If you want to see shorts being PLAYED watch HEB closely...
It appears to me that HEB management and institutions backing HEB are likely playing shorts.
Go back to summer of 2016. HEB was approved to sell Ampligen for CFS in Argentina. First approval for CFS in the world! Instititutions soon after bought shares at 1.50, in exchange for giving money to HEB..
Shorts hammered the stock way below the implied value of HEB, given the price of HEB when the announcement was made.
Shorts were so desperate to stop HEB from raising enough money to last until a commercial launch in 2018.
They hammered the stock to intraday low of .39 Feb 2. But that day...institutions seemed to block the death blow...and bought heavily.

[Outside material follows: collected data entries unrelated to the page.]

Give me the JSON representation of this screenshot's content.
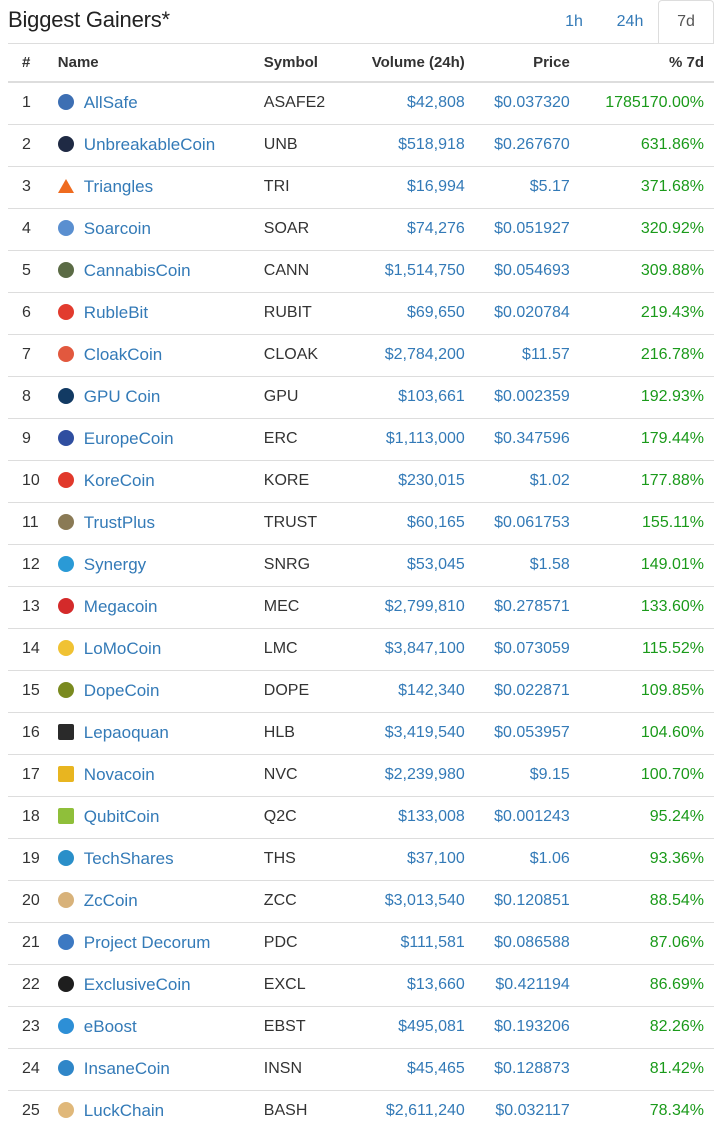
{
  "header": {
    "title": "Biggest Gainers*",
    "tabs": [
      {
        "label": "1h",
        "active": false
      },
      {
        "label": "24h",
        "active": false
      },
      {
        "label": "7d",
        "active": true
      }
    ]
  },
  "table": {
    "columns": {
      "rank": "#",
      "name": "Name",
      "symbol": "Symbol",
      "volume": "Volume (24h)",
      "price": "Price",
      "change": "% 7d"
    },
    "rows": [
      {
        "rank": "1",
        "name": "AllSafe",
        "symbol": "ASAFE2",
        "volume": "$42,808",
        "price": "$0.037320",
        "change": "1785170.00%",
        "icon": "allsafe-icon",
        "color": "#3d6fb3"
      },
      {
        "rank": "2",
        "name": "UnbreakableCoin",
        "symbol": "UNB",
        "volume": "$518,918",
        "price": "$0.267670",
        "change": "631.86%",
        "icon": "unbreakablecoin-icon",
        "color": "#1f2a44"
      },
      {
        "rank": "3",
        "name": "Triangles",
        "symbol": "TRI",
        "volume": "$16,994",
        "price": "$5.17",
        "change": "371.68%",
        "icon": "triangles-icon",
        "color": "#ef6b1f"
      },
      {
        "rank": "4",
        "name": "Soarcoin",
        "symbol": "SOAR",
        "volume": "$74,276",
        "price": "$0.051927",
        "change": "320.92%",
        "icon": "soarcoin-icon",
        "color": "#5a8fd0"
      },
      {
        "rank": "5",
        "name": "CannabisCoin",
        "symbol": "CANN",
        "volume": "$1,514,750",
        "price": "$0.054693",
        "change": "309.88%",
        "icon": "cannabiscoin-icon",
        "color": "#5b6b45"
      },
      {
        "rank": "6",
        "name": "RubleBit",
        "symbol": "RUBIT",
        "volume": "$69,650",
        "price": "$0.020784",
        "change": "219.43%",
        "icon": "rublebit-icon",
        "color": "#e23b2e"
      },
      {
        "rank": "7",
        "name": "CloakCoin",
        "symbol": "CLOAK",
        "volume": "$2,784,200",
        "price": "$11.57",
        "change": "216.78%",
        "icon": "cloakcoin-icon",
        "color": "#e2583e"
      },
      {
        "rank": "8",
        "name": "GPU Coin",
        "symbol": "GPU",
        "volume": "$103,661",
        "price": "$0.002359",
        "change": "192.93%",
        "icon": "gpucoin-icon",
        "color": "#123a63"
      },
      {
        "rank": "9",
        "name": "EuropeCoin",
        "symbol": "ERC",
        "volume": "$1,113,000",
        "price": "$0.347596",
        "change": "179.44%",
        "icon": "europecoin-icon",
        "color": "#2f4ea0"
      },
      {
        "rank": "10",
        "name": "KoreCoin",
        "symbol": "KORE",
        "volume": "$230,015",
        "price": "$1.02",
        "change": "177.88%",
        "icon": "korecoin-icon",
        "color": "#e1392b"
      },
      {
        "rank": "11",
        "name": "TrustPlus",
        "symbol": "TRUST",
        "volume": "$60,165",
        "price": "$0.061753",
        "change": "155.11%",
        "icon": "trustplus-icon",
        "color": "#8a7a55"
      },
      {
        "rank": "12",
        "name": "Synergy",
        "symbol": "SNRG",
        "volume": "$53,045",
        "price": "$1.58",
        "change": "149.01%",
        "icon": "synergy-icon",
        "color": "#2a9ad6"
      },
      {
        "rank": "13",
        "name": "Megacoin",
        "symbol": "MEC",
        "volume": "$2,799,810",
        "price": "$0.278571",
        "change": "133.60%",
        "icon": "megacoin-icon",
        "color": "#d42a2a"
      },
      {
        "rank": "14",
        "name": "LoMoCoin",
        "symbol": "LMC",
        "volume": "$3,847,100",
        "price": "$0.073059",
        "change": "115.52%",
        "icon": "lomocoin-icon",
        "color": "#f0c233"
      },
      {
        "rank": "15",
        "name": "DopeCoin",
        "symbol": "DOPE",
        "volume": "$142,340",
        "price": "$0.022871",
        "change": "109.85%",
        "icon": "dopecoin-icon",
        "color": "#7a8a1f"
      },
      {
        "rank": "16",
        "name": "Lepaoquan",
        "symbol": "HLB",
        "volume": "$3,419,540",
        "price": "$0.053957",
        "change": "104.60%",
        "icon": "lepaoquan-icon",
        "color": "#2a2a2a"
      },
      {
        "rank": "17",
        "name": "Novacoin",
        "symbol": "NVC",
        "volume": "$2,239,980",
        "price": "$9.15",
        "change": "100.70%",
        "icon": "novacoin-icon",
        "color": "#e8b520"
      },
      {
        "rank": "18",
        "name": "QubitCoin",
        "symbol": "Q2C",
        "volume": "$133,008",
        "price": "$0.001243",
        "change": "95.24%",
        "icon": "qubitcoin-icon",
        "color": "#8fbf3a"
      },
      {
        "rank": "19",
        "name": "TechShares",
        "symbol": "THS",
        "volume": "$37,100",
        "price": "$1.06",
        "change": "93.36%",
        "icon": "techshares-icon",
        "color": "#2a8fc9"
      },
      {
        "rank": "20",
        "name": "ZcCoin",
        "symbol": "ZCC",
        "volume": "$3,013,540",
        "price": "$0.120851",
        "change": "88.54%",
        "icon": "zccoin-icon",
        "color": "#d8b27a"
      },
      {
        "rank": "21",
        "name": "Project Decorum",
        "symbol": "PDC",
        "volume": "$111,581",
        "price": "$0.086588",
        "change": "87.06%",
        "icon": "projectdecorum-icon",
        "color": "#3c79c2"
      },
      {
        "rank": "22",
        "name": "ExclusiveCoin",
        "symbol": "EXCL",
        "volume": "$13,660",
        "price": "$0.421194",
        "change": "86.69%",
        "icon": "exclusivecoin-icon",
        "color": "#1e1e1e"
      },
      {
        "rank": "23",
        "name": "eBoost",
        "symbol": "EBST",
        "volume": "$495,081",
        "price": "$0.193206",
        "change": "82.26%",
        "icon": "eboost-icon",
        "color": "#2d8fd6"
      },
      {
        "rank": "24",
        "name": "InsaneCoin",
        "symbol": "INSN",
        "volume": "$45,465",
        "price": "$0.128873",
        "change": "81.42%",
        "icon": "insanecoin-icon",
        "color": "#2f86c8"
      },
      {
        "rank": "25",
        "name": "LuckChain",
        "symbol": "BASH",
        "volume": "$2,611,240",
        "price": "$0.032117",
        "change": "78.34%",
        "icon": "luckchain-icon",
        "color": "#e0b87a"
      }
    ]
  }
}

Massive volume....and a new record set for most purchases made on the ask (as opposed to the bid) (At least it appears likely to be a multi year record, from my records).
Now, if you were HEB and instiuttions buying HEB....what would you do to get as many shares as possible from crooks shorting?

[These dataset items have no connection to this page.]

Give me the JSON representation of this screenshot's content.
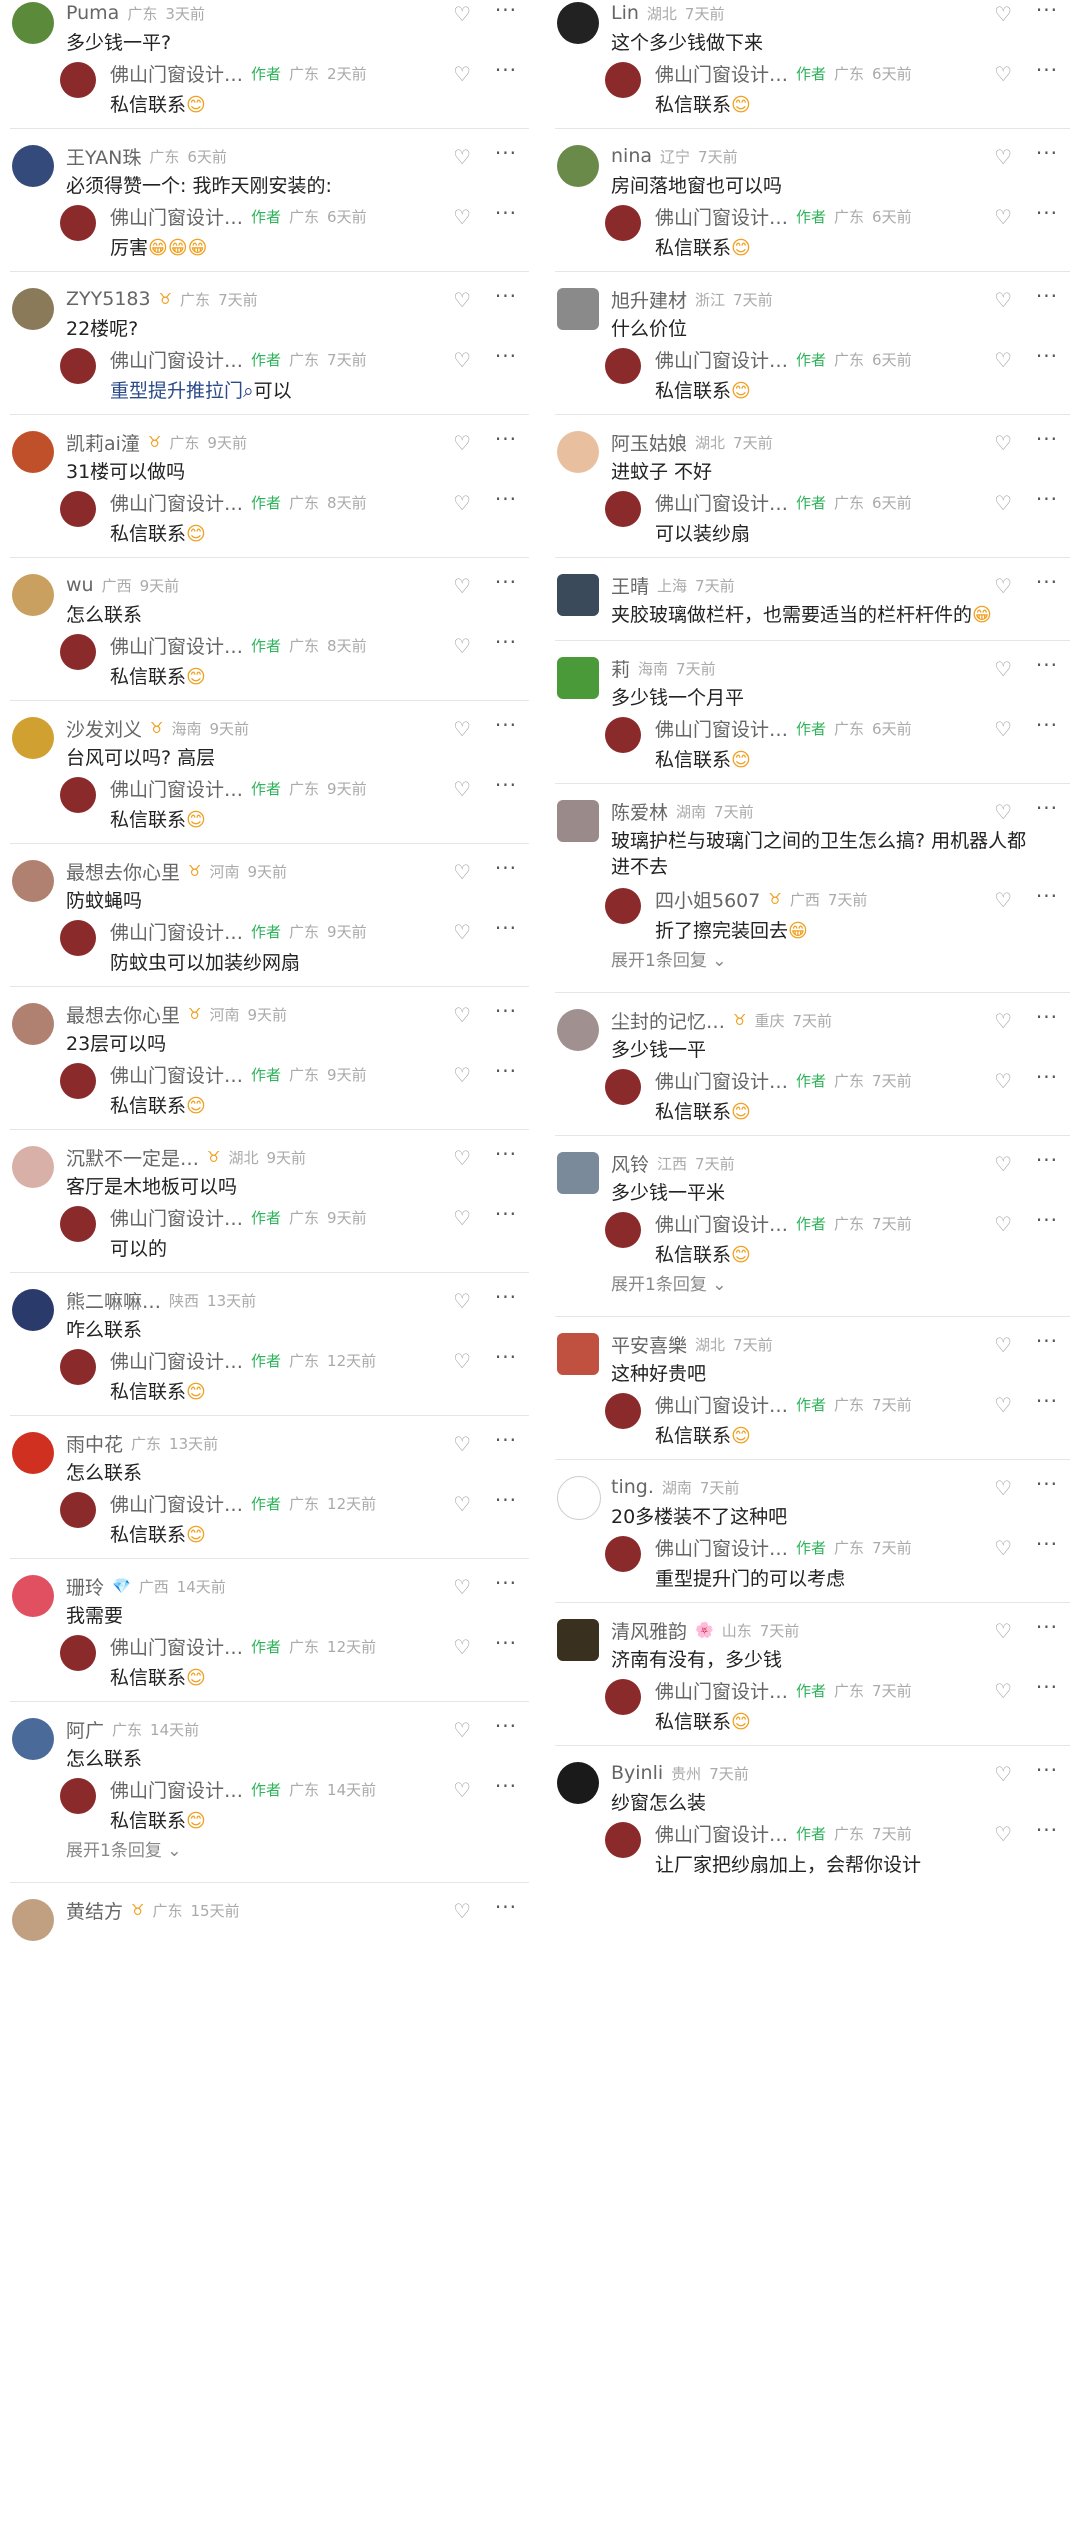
{
  "left": [
    {
      "name": "Puma",
      "loc": "广东",
      "time": "3天前",
      "text": "多少钱一平?",
      "avatar": "#5a8a3a",
      "replies": [
        {
          "name": "佛山门窗设计…",
          "author": "作者",
          "loc": "广东",
          "time": "2天前",
          "text": "私信联系",
          "emoji": "😊"
        }
      ]
    },
    {
      "name": "王YAN珠",
      "loc": "广东",
      "time": "6天前",
      "text": "必须得赞一个: 我昨天刚安装的:",
      "avatar": "#344a7a",
      "replies": [
        {
          "name": "佛山门窗设计…",
          "author": "作者",
          "loc": "广东",
          "time": "6天前",
          "text": "厉害",
          "emoji": "😁😁😁"
        }
      ]
    },
    {
      "name": "ZYY5183",
      "badge": "♉",
      "loc": "广东",
      "time": "7天前",
      "text": "22楼呢?",
      "avatar": "#8a7a5a",
      "replies": [
        {
          "name": "佛山门窗设计…",
          "author": "作者",
          "loc": "广东",
          "time": "7天前",
          "text": "重型提升推拉门",
          "link": true,
          "text2": "可以"
        }
      ]
    },
    {
      "name": "凯莉ai潼",
      "badge": "♉",
      "loc": "广东",
      "time": "9天前",
      "text": "31楼可以做吗",
      "avatar": "#c0502a",
      "replies": [
        {
          "name": "佛山门窗设计…",
          "author": "作者",
          "loc": "广东",
          "time": "8天前",
          "text": "私信联系",
          "emoji": "😊"
        }
      ]
    },
    {
      "name": "wu",
      "loc": "广西",
      "time": "9天前",
      "text": "怎么联系",
      "avatar": "#c9a060",
      "replies": [
        {
          "name": "佛山门窗设计…",
          "author": "作者",
          "loc": "广东",
          "time": "8天前",
          "text": "私信联系",
          "emoji": "😊"
        }
      ]
    },
    {
      "name": "沙发刘义",
      "badge": "♉",
      "loc": "海南",
      "time": "9天前",
      "text": "台风可以吗? 高层",
      "avatar": "#d0a030",
      "replies": [
        {
          "name": "佛山门窗设计…",
          "author": "作者",
          "loc": "广东",
          "time": "9天前",
          "text": "私信联系",
          "emoji": "😊"
        }
      ]
    },
    {
      "name": "最想去你心里",
      "badge": "♉",
      "loc": "河南",
      "time": "9天前",
      "text": "防蚊蝇吗",
      "avatar": "#b08070",
      "replies": [
        {
          "name": "佛山门窗设计…",
          "author": "作者",
          "loc": "广东",
          "time": "9天前",
          "text": "防蚊虫可以加装纱网扇"
        }
      ]
    },
    {
      "name": "最想去你心里",
      "badge": "♉",
      "loc": "河南",
      "time": "9天前",
      "text": "23层可以吗",
      "avatar": "#b08070",
      "replies": [
        {
          "name": "佛山门窗设计…",
          "author": "作者",
          "loc": "广东",
          "time": "9天前",
          "text": "私信联系",
          "emoji": "😊"
        }
      ]
    },
    {
      "name": "沉默不一定是…",
      "badge": "♉",
      "loc": "湖北",
      "time": "9天前",
      "text": "客厅是木地板可以吗",
      "avatar": "#d8b0a8",
      "replies": [
        {
          "name": "佛山门窗设计…",
          "author": "作者",
          "loc": "广东",
          "time": "9天前",
          "text": "可以的"
        }
      ]
    },
    {
      "name": "熊二嘛嘛…",
      "loc": "陕西",
      "time": "13天前",
      "text": "咋么联系",
      "avatar": "#2a3a6a",
      "replies": [
        {
          "name": "佛山门窗设计…",
          "author": "作者",
          "loc": "广东",
          "time": "12天前",
          "text": "私信联系",
          "emoji": "😊"
        }
      ]
    },
    {
      "name": "雨中花",
      "loc": "广东",
      "time": "13天前",
      "text": "怎么联系",
      "avatar": "#d03020",
      "replies": [
        {
          "name": "佛山门窗设计…",
          "author": "作者",
          "loc": "广东",
          "time": "12天前",
          "text": "私信联系",
          "emoji": "😊"
        }
      ]
    },
    {
      "name": "珊玲",
      "badge": "💎",
      "loc": "广西",
      "time": "14天前",
      "text": "我需要",
      "avatar": "#e05060",
      "replies": [
        {
          "name": "佛山门窗设计…",
          "author": "作者",
          "loc": "广东",
          "time": "12天前",
          "text": "私信联系",
          "emoji": "😊"
        }
      ]
    },
    {
      "name": "阿广",
      "loc": "广东",
      "time": "14天前",
      "text": "怎么联系",
      "avatar": "#4a6a9a",
      "replies": [
        {
          "name": "佛山门窗设计…",
          "author": "作者",
          "loc": "广东",
          "time": "14天前",
          "text": "私信联系",
          "emoji": "😊"
        }
      ],
      "expand": "展开1条回复"
    },
    {
      "name": "黄结方",
      "badge": "♉",
      "loc": "广东",
      "time": "15天前",
      "text": "",
      "avatar": "#c0a080",
      "replies": []
    }
  ],
  "right": [
    {
      "name": "Lin",
      "loc": "湖北",
      "time": "7天前",
      "text": "这个多少钱做下来",
      "avatar": "#222222",
      "replies": [
        {
          "name": "佛山门窗设计…",
          "author": "作者",
          "loc": "广东",
          "time": "6天前",
          "text": "私信联系",
          "emoji": "😊"
        }
      ]
    },
    {
      "name": "nina",
      "loc": "辽宁",
      "time": "7天前",
      "text": "房间落地窗也可以吗",
      "avatar": "#6a8a4a",
      "replies": [
        {
          "name": "佛山门窗设计…",
          "author": "作者",
          "loc": "广东",
          "time": "6天前",
          "text": "私信联系",
          "emoji": "😊"
        }
      ]
    },
    {
      "name": "旭升建材",
      "loc": "浙江",
      "time": "7天前",
      "text": "什么价位",
      "avatar": "#8a8a8a",
      "square": true,
      "replies": [
        {
          "name": "佛山门窗设计…",
          "author": "作者",
          "loc": "广东",
          "time": "6天前",
          "text": "私信联系",
          "emoji": "😊"
        }
      ]
    },
    {
      "name": "阿玉姑娘",
      "loc": "湖北",
      "time": "7天前",
      "text": "进蚊子 不好",
      "avatar": "#e8c0a0",
      "replies": [
        {
          "name": "佛山门窗设计…",
          "author": "作者",
          "loc": "广东",
          "time": "6天前",
          "text": "可以装纱扇"
        }
      ]
    },
    {
      "name": "王晴",
      "loc": "上海",
      "time": "7天前",
      "text": "夹胶玻璃做栏杆，也需要适当的栏杆杆件的",
      "emoji": "😁",
      "avatar": "#3a4a5a",
      "square": true,
      "replies": []
    },
    {
      "name": "莉",
      "loc": "海南",
      "time": "7天前",
      "text": "多少钱一个月平",
      "avatar": "#4a9a3a",
      "square": true,
      "replies": [
        {
          "name": "佛山门窗设计…",
          "author": "作者",
          "loc": "广东",
          "time": "6天前",
          "text": "私信联系",
          "emoji": "😊"
        }
      ]
    },
    {
      "name": "陈爱林",
      "loc": "湖南",
      "time": "7天前",
      "text": "玻璃护栏与玻璃门之间的卫生怎么搞? 用机器人都",
      "text2": "进不去",
      "avatar": "#9a8a8a",
      "square": true,
      "replies": [
        {
          "name": "四小姐5607",
          "badge": "♉",
          "loc": "广西",
          "time": "7天前",
          "text": "折了擦完装回去",
          "emoji": "😁"
        }
      ],
      "expand": "展开1条回复"
    },
    {
      "name": "尘封的记忆…",
      "badge": "♉",
      "loc": "重庆",
      "time": "7天前",
      "text": "多少钱一平",
      "avatar": "#a09090",
      "replies": [
        {
          "name": "佛山门窗设计…",
          "author": "作者",
          "loc": "广东",
          "time": "7天前",
          "text": "私信联系",
          "emoji": "😊"
        }
      ]
    },
    {
      "name": "风铃",
      "loc": "江西",
      "time": "7天前",
      "text": "多少钱一平米",
      "avatar": "#7a8a9a",
      "square": true,
      "replies": [
        {
          "name": "佛山门窗设计…",
          "author": "作者",
          "loc": "广东",
          "time": "7天前",
          "text": "私信联系",
          "emoji": "😊"
        }
      ],
      "expand": "展开1条回复"
    },
    {
      "name": "平安喜樂",
      "loc": "湖北",
      "time": "7天前",
      "text": "这种好贵吧",
      "avatar": "#c05040",
      "square": true,
      "replies": [
        {
          "name": "佛山门窗设计…",
          "author": "作者",
          "loc": "广东",
          "time": "7天前",
          "text": "私信联系",
          "emoji": "😊"
        }
      ]
    },
    {
      "name": "ting.",
      "loc": "湖南",
      "time": "7天前",
      "text": "20多楼装不了这种吧",
      "avatar": "#ffffff",
      "replies": [
        {
          "name": "佛山门窗设计…",
          "author": "作者",
          "loc": "广东",
          "time": "7天前",
          "text": "重型提升门的可以考虑"
        }
      ]
    },
    {
      "name": "清风雅韵",
      "badge": "🌸",
      "loc": "山东",
      "time": "7天前",
      "text": "济南有没有，多少钱",
      "avatar": "#3a3020",
      "square": true,
      "replies": [
        {
          "name": "佛山门窗设计…",
          "author": "作者",
          "loc": "广东",
          "time": "7天前",
          "text": "私信联系",
          "emoji": "😊"
        }
      ]
    },
    {
      "name": "Byinli",
      "loc": "贵州",
      "time": "7天前",
      "text": "纱窗怎么装",
      "avatar": "#1a1a1a",
      "replies": [
        {
          "name": "佛山门窗设计…",
          "author": "作者",
          "loc": "广东",
          "time": "7天前",
          "text": "让厂家把纱扇加上，会帮你设计"
        }
      ]
    }
  ],
  "icons": {
    "like": "heart-outline-icon",
    "more": "more-dots-icon",
    "expand": "chevron-down-icon"
  },
  "colors": {
    "author": "#2db35a",
    "meta": "#aaaaaa",
    "name": "#666666"
  }
}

Give them an incentive to short more!
First, there was the 2016 annual report....HEB stopped their usual practive of taking live questions during the conference call...and in fact the CEO sounded frustrated while speaking. It sounded like an act to me.
Then there was the quarterly report in May. They didn't host a conference call at all.
All along though, institutions have kept buying....buying more in another placement, and buying even more by exercising options. Likely even buying more on the open market, I would think.
July 10 had massive volume of 1/4 of the entire float....
Now, I believe HEB is delaying a money raise until close to the last possible day....to make it appear they may run out of money....allowing the shorts to push it down even further.....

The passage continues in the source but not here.